Shadow and Betrayal
And he’s my father.’
‘More reason that you should stay.’
Idaan moved to him, touching his arm like a beggar asking alms. She felt herself shaking and loathed the weakness, but she could not stop it. Adrah’s eyes were as still and empty as pebbles. She remembered Danat, how he had looked when he arrived from the south. She had thought he was ill, but it had been this. He had become a killer, a murderer of the people he had once respected and loved. That he still respected and loved. Adrah had those eyes now, the look of near-nausea. He smiled, and she saw the determination. There were no words that would stop him now. The stone had been dropped, and not all the wishing in the world could call it back into her hand.
‘I love you, Idaan-kya,’ Adrah said, his voice as cool as a gravestone. ‘I have always loved you. From the first time I kissed you. Even when you have hurt me, and you have hurt me worse than anyone alive, I have only ever loved you.’
He was lying. He was saying it as she’d said that her father would welcome death, because he needed it to be true. And she found that she needed that as well. She stepped back and took a pose of gratitude. Adrah walked to the door, turned, nodded to her, and was gone. Idaan sat in the darkness and looked at nothing, her arms wrapped around herself. The night seemed unreal: absurd and undeniable at the same time, a terrible dream from which she might wake to find herself whole again. The weight of it was like a hand pressing down on her head.
There was time. She could call for armsmen. She could call for Danat. She could go and stop the blade with her own body. She sat silent, trying not to breathe. She remembered the ceremony of her tenth summer, the year after her mother’s death. Her father had taken her to sit at his side during all that day’s ritual. She had hated it, bored by the petitions and formality until tears ran down her cheeks. She remembered a meal with a representative from some Westlands warden where her father had forced her to sit on a hard wooden chair and swallow a cold bean soup that made her gag rather than seem ungracious to the Westlander for his food.
She fought to remember a smile, an embrace. She wanted a moment in the long years of her childhood to which she could point and say here is how I know he loved me . The blue silk stirred in the breeze. The lantern flames flickered, dimmed, and rose again. It must have happened. For him to be so desperate for her happiness now, there must have been some sign, some indication.
She found herself rocking rapidly back and forth. When a sound came from the door, she jumped up, panicked, looking around for some excuse to explain Adrah’s absence. When he himself came in, she could see in his eyes that it was over.
Adrah pulled off the cloak, letting it pool around his ankles.

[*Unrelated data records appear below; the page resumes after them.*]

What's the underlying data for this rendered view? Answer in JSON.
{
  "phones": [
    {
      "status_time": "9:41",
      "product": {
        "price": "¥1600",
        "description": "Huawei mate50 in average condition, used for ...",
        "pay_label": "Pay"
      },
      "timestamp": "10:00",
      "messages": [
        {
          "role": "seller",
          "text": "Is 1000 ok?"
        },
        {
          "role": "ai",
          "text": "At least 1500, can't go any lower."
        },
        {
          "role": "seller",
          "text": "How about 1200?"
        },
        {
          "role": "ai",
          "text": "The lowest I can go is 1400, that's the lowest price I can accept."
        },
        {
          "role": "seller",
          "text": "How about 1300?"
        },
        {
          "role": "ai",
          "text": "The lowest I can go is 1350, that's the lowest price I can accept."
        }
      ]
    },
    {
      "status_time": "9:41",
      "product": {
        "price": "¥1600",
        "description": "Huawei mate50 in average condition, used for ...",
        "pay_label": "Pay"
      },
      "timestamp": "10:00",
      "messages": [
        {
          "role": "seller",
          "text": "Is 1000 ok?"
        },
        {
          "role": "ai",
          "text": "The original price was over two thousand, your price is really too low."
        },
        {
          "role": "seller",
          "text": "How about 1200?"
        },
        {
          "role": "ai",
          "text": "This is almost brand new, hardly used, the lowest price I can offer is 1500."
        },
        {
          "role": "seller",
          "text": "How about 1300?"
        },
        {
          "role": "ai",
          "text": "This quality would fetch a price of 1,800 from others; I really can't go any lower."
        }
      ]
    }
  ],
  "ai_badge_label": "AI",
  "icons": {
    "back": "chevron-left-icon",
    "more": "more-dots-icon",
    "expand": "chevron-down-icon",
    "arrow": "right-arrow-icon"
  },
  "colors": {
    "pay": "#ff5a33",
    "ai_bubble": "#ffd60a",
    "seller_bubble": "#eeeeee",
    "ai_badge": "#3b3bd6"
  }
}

His bright robes seemed incongruous as a butterfly in a butcher’s shop. His face was stone.
‘You’ve done it,’ Idaan said, and two full breaths later, he nodded. Something as much release as despair sank into her. She could feel her body made heavy by it.
She walked to him, pulled the blade and its soft black leather sheath from his belt, and let them drop to the floor. Adrah didn’t try to stop her.
‘Nothing we ever do will be so bad as this,’ she said. ‘This now is the worst it will ever be. Everything will be better than this.’
‘He never woke,’ Adrah said. ‘The drugs that let him sleep . . . He never woke.’
‘That’s good.’
A slow, mad grin bloomed on his face, stretching until the blood left his lips. There was a hardness in his eyes and a heat. It looked like fury or possession. He took her shoulders in his hands and pulled her near him. Their kiss was a gentle violence. For a moment, she thought he meant to open her robes, to drag her back to the bed in a sad parody of what they were expected to be doing. She pressed a palm to his sex and was surprised to find that he was not aroused. Slowly, with perfect control and a grip that bruised her, Adrah brought her away from him.
‘I did this thing for you,’ he said. ‘I did this for you . Do you understand that?’
‘I do.’
‘Never ask me for anything again,’ he said and released her, turning away. ‘From now until you die, you are in debt to me, and I owe you nothing.’
‘For the favor of killing my father?’ she asked, unable to keep the edge from her voice.